Even though it’s hot black drum and sheepshead fishing continues to be very good, with both species found in the same areas around any sort of structure more than just commonplace oyster shells. Downed trees and rocks are two of the best. Both species will eat fiddler crabs, and black drum are easy to catch on shrimp.
While black drum do not have the strong teeth of sheepshead, they will be underneath the sheepshead eating the scraps of barnacles and other food sources.
Even though it’s late July there are still some random cobia being caught sight-fishing in the Broad River, and it’s also worth keeping an eye out for tripletail floating beside weedlines and other floating structure.
Inshore surface water temperatures are around 84 degrees and overall the water is dingy.
Water temperatures are getting hotter, and as expected Bay Street Outfitters (843-524-5250) reports that the tailing activity for redfish is excellent when the tides are right. However, fish have not been eating as well on lower tides. Cut mullet and shrimp will work at times, but at times fish have been pretty lackadaisical.
Captain Tuck Scott has sometimes found a little better bite for trout on days when reds won’t feed, and they have been coming on small shrimp fished under popping corks. They seem to be in slightly deeper areas that are a little cooler with 4+ feet of water. Clear water has not made a huge difference but they do want moving water.
Part-time Beaufort resident John Long with East Columbia Sport Shop (803-776-8320) reports that the black drum fishing has been outstanding for a little while now. They can be caught anywhere that there are trees with shrimp and fiddler crabs.
Sheepshead are also around most any structure right now, but they are also relating better to trees than rocks. The Fripp rocks have not been very productive for sheepshead recently. Fiddler crabs are needed and they will work around trees as shallow as 3 feet.

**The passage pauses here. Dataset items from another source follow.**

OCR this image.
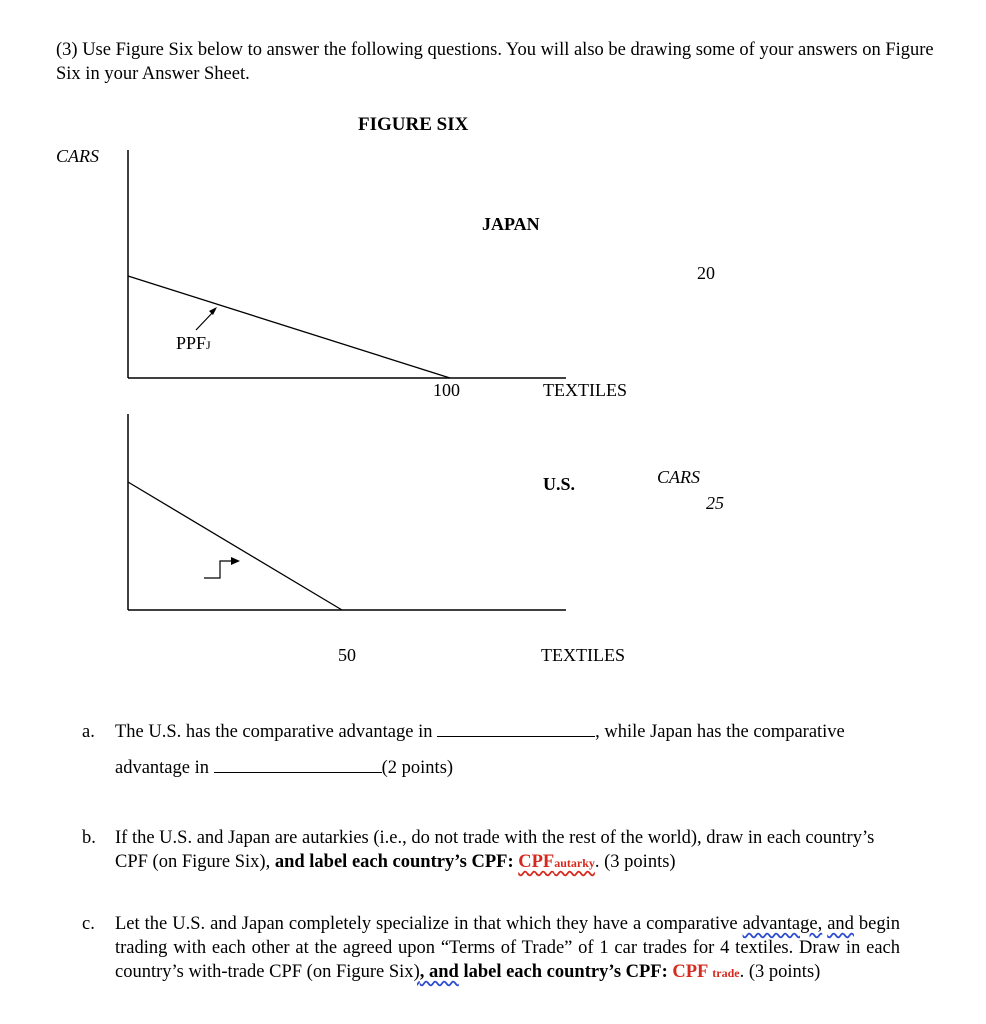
(3) Use Figure Six below to answer the following questions. You will also be drawing some of your answers on Figure Six in your Answer Sheet.
FIGURE SIX
CARS
JAPAN
20
PPFJ
100	TEXTILES
U.S.	CARS
25
50	TEXTILES
a. The U.S. has the comparative advantage in	, while Japan has the comparative
advantage in	(2 points)
b. If the U.S. and Japan are autarkies (i.e., do not trade with the rest of the world), draw in each country’s CPF (on Figure Six), and label each country’s CPF: CPFautarky. (3 points)
c. Let the U.S. and Japan completely specialize in that which they have a comparative advantage, and begin trading with each other at the agreed upon “Terms of Trade” of 1 car trades for 4 textiles. Draw in each country’s with-trade CPF (on Figure Six), and label each country’s CPF: CPF trade. (3 points)
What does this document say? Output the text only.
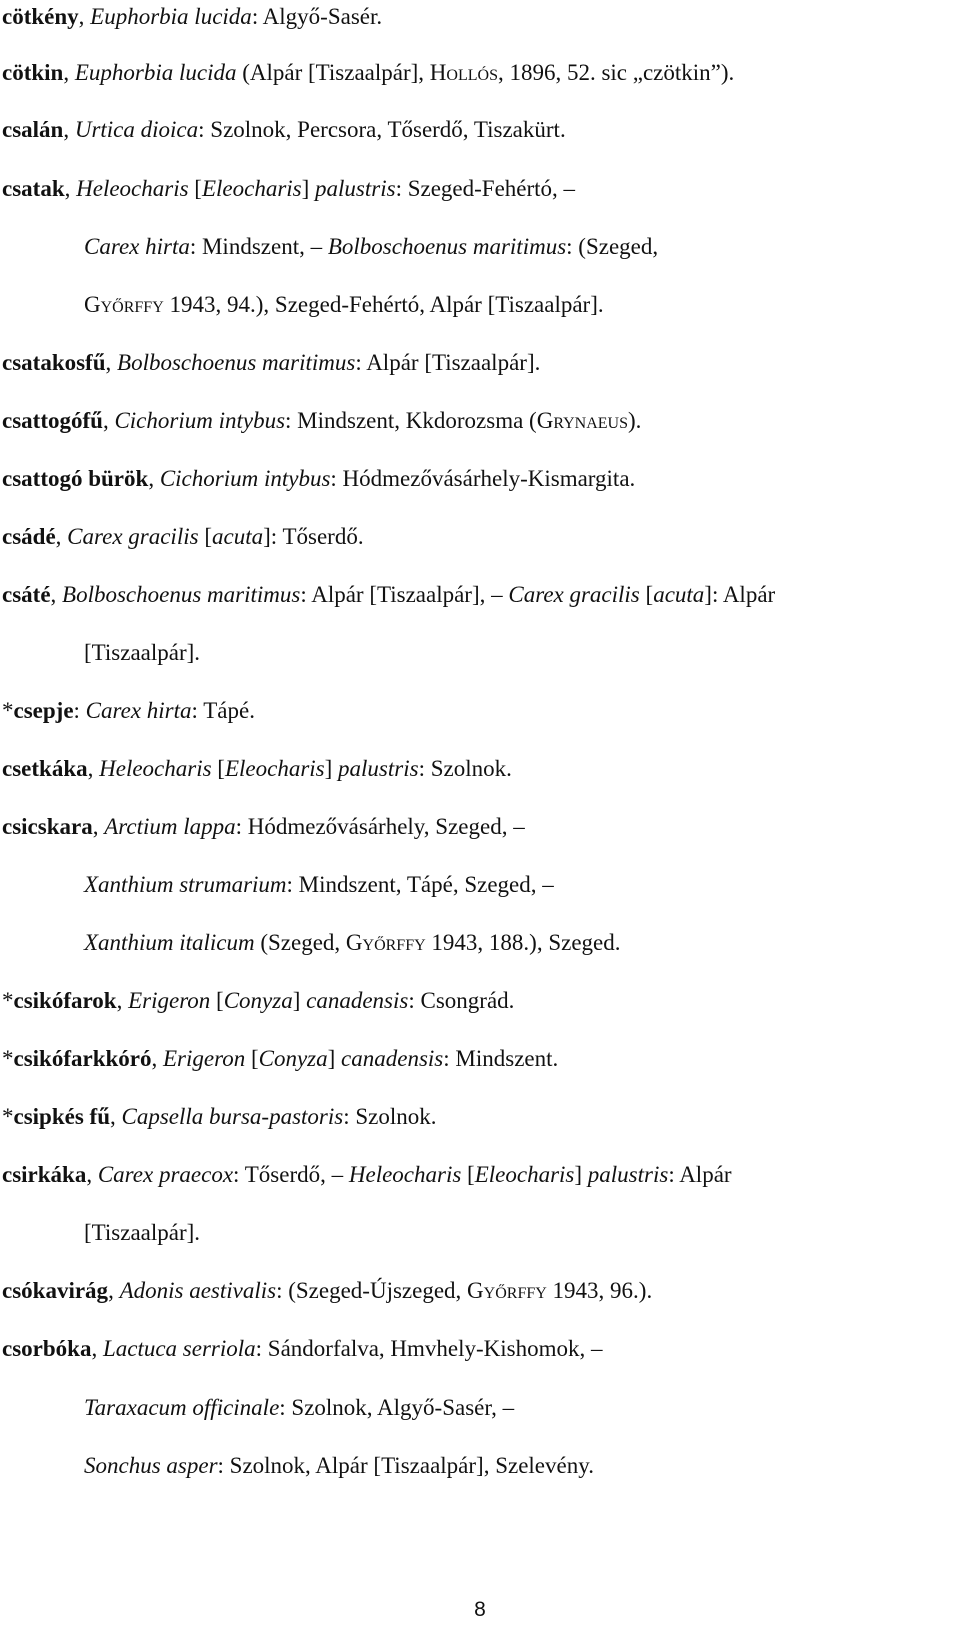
cötkény, Euphorbia lucida: Algyő-Sasér.
cötkin, Euphorbia lucida (Alpár [Tiszaalpár], Hollós, 1896, 52. sic „czötkin”).
csalán, Urtica dioica: Szolnok, Percsora, Tőserdő, Tiszakürt.
csatak, Heleocharis [Eleocharis] palustris: Szeged-Fehértó, –
Carex hirta: Mindszent, – Bolboschoenus maritimus: (Szeged,
Győrffy 1943, 94.), Szeged-Fehértó, Alpár [Tiszaalpár].
csatakosfű, Bolboschoenus maritimus: Alpár [Tiszaalpár].
csattogófű, Cichorium intybus: Mindszent, Kkdorozsma (Grynaeus).
csattogó bürök, Cichorium intybus: Hódmezővásárhely-Kismargita.
csádé, Carex gracilis [acuta]: Tőserdő.
csáté, Bolboschoenus maritimus: Alpár [Tiszaalpár], – Carex gracilis [acuta]: Alpár
[Tiszaalpár].
*csepje: Carex hirta: Tápé.
csetkáka, Heleocharis [Eleocharis] palustris: Szolnok.
csicskara, Arctium lappa: Hódmezővásárhely, Szeged, –
Xanthium strumarium: Mindszent, Tápé, Szeged, –
Xanthium italicum (Szeged, Győrffy 1943, 188.), Szeged.
*csikófarok, Erigeron [Conyza] canadensis: Csongrád.
*csikófarkkóró, Erigeron [Conyza] canadensis: Mindszent.
*csipkés fű, Capsella bursa-pastoris: Szolnok.
csirkáka, Carex praecox: Tőserdő, – Heleocharis [Eleocharis] palustris: Alpár
[Tiszaalpár].
csókavirág, Adonis aestivalis: (Szeged-Újszeged, Győrffy 1943, 96.).
csorbóka, Lactuca serriola: Sándorfalva, Hmvhely-Kishomok, –
Taraxacum officinale: Szolnok, Algyő-Sasér, –
Sonchus asper: Szolnok, Alpár [Tiszaalpár], Szelevény.
8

Flounder fishing has been pretty good around the trees at the tip of Hunting Island, and when the water is clear they can be caught around the Fripp rocks. However, they are moving around a lot and can be in an area one day and gone the next. Mud minnows and finger mullet are the best baits and fish have been pretty shallow.

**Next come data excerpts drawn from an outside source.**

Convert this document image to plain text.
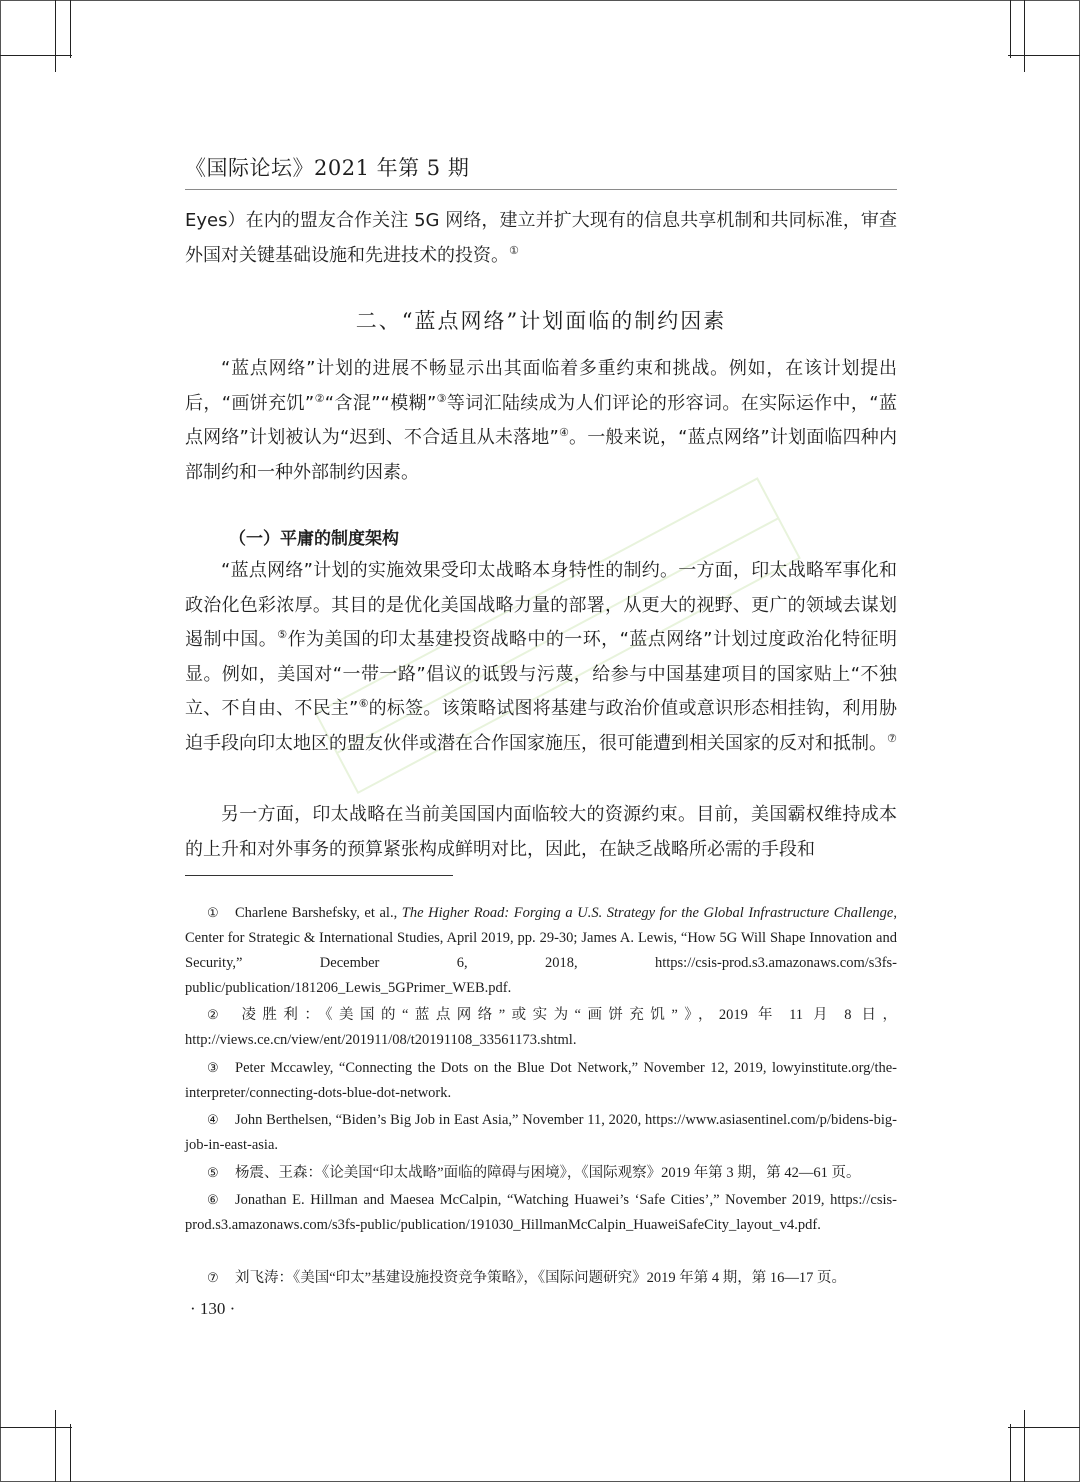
《国际论坛》2021 年第 5 期

Eyes）在内的盟友合作关注 5G 网络，建立并扩大现有的信息共享机制和共同标准，审查外国对关键基础设施和先进技术的投资。①

二、“蓝点网络”计划面临的制约因素

“蓝点网络”计划的进展不畅显示出其面临着多重约束和挑战。例如，在该计划提出后，“画饼充饥”②“含混”“模糊”③等词汇陆续成为人们评论的形容词。在实际运作中，“蓝点网络”计划被认为“迟到、不合适且从未落地”④。一般来说，“蓝点网络”计划面临四种内部制约和一种外部制约因素。

（一）平庸的制度架构

“蓝点网络”计划的实施效果受印太战略本身特性的制约。一方面，印太战略军事化和政治化色彩浓厚。其目的是优化美国战略力量的部署，从更大的视野、更广的领域去谋划遏制中国。⑤作为美国的印太基建投资战略中的一环，“蓝点网络”计划过度政治化特征明显。例如，美国对“一带一路”倡议的诋毁与污蔑，给参与中国基建项目的国家贴上“不独立、不自由、不民主”⑥的标签。该策略试图将基建与政治价值或意识形态相挂钩，利用胁迫手段向印太地区的盟友伙伴或潜在合作国家施压，很可能遭到相关国家的反对和抵制。⑦

另一方面，印太战略在当前美国国内面临较大的资源约束。目前，美国霸权维持成本的上升和对外事务的预算紧张构成鲜明对比，因此，在缺乏战略所必需的手段和

① Charlene Barshefsky, et al., The Higher Road: Forging a U.S. Strategy for the Global Infrastructure Challenge, Center for Strategic & International Studies, April 2019, pp. 29-30; James A. Lewis, “How 5G Will Shape Innovation and Security,” December 6, 2018, https://csis-prod.s3.amazonaws.com/s3fs-public/publication/181206_Lewis_5GPrimer_WEB.pdf.

② 凌胜利：《美国的“蓝点网络”或实为“画饼充饥”》，2019 年 11 月 8 日，http://views.ce.cn/view/ent/201911/08/t20191108_33561173.shtml.

③ Peter Mccawley, “Connecting the Dots on the Blue Dot Network,” November 12, 2019, lowyinstitute.org/the-interpreter/connecting-dots-blue-dot-network.

④ John Berthelsen, “Biden’s Big Job in East Asia,” November 11, 2020, https://www.asiasentinel.com/p/bidens-big-job-in-east-asia.

⑤ 杨震、王森：《论美国“印太战略”面临的障碍与困境》，《国际观察》2019 年第 3 期，第 42—61 页。

⑥ Jonathan E. Hillman and Maesea McCalpin, “Watching Huawei’s ‘Safe Cities’,” November 2019, https://csis-prod.s3.amazonaws.com/s3fs-public/publication/191030_HillmanMcCalpin_HuaweiSafeCity_layout_v4.pdf.

⑦ 刘飞涛：《美国“印太”基建设施投资竞争策略》，《国际问题研究》2019 年第 4 期，第 16—17 页。

· 130 ·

Inshore surface water temperatures have dropped all the way to 73 after several cool days in Beaufort, and water clarity varies. In areas where the water is dirty it is muddy because of wind and the water is not tannic. There are lots of tiny shrimp in the creeks.
Water temperatures are moving the wrong direction, but Bay Street Outfitters (843-524-5250) reports that the tailing activity for redfish was phenomenal on the last set of good high tides. One evening they had more than 25 shots at tailing fish, and there is every expectation that the opportunities will be just as good on the next set of good evening high tides this week.
On low tide the fish are now pretty broken up into small schools which can be sight-cast for, and there have been some good catches on the mud flats. When there is some water over the oysters both redfish and black drum have been caught. Redfish are likely to be in the calmer water behind oysters instead of in the current.
While live or cut bait will obviously work Gulp! and Zman paddletail grubs have been working very well, and on the fly brown or other dark shrimp and crab patterns have also been good.
There continue to be good trout reports fishing creek mouths with Gulp! or paddletail grubs on jigheads in 3-4 feet on the outgoing tide. Trout will get in the swifter areas, while reds will look for calmer water.
Early and into the day on calmer, cloudy mornings both trout and redfish can also be caught on topwater lures.
Perhaps because of the cool temperatures tripletail have been absent.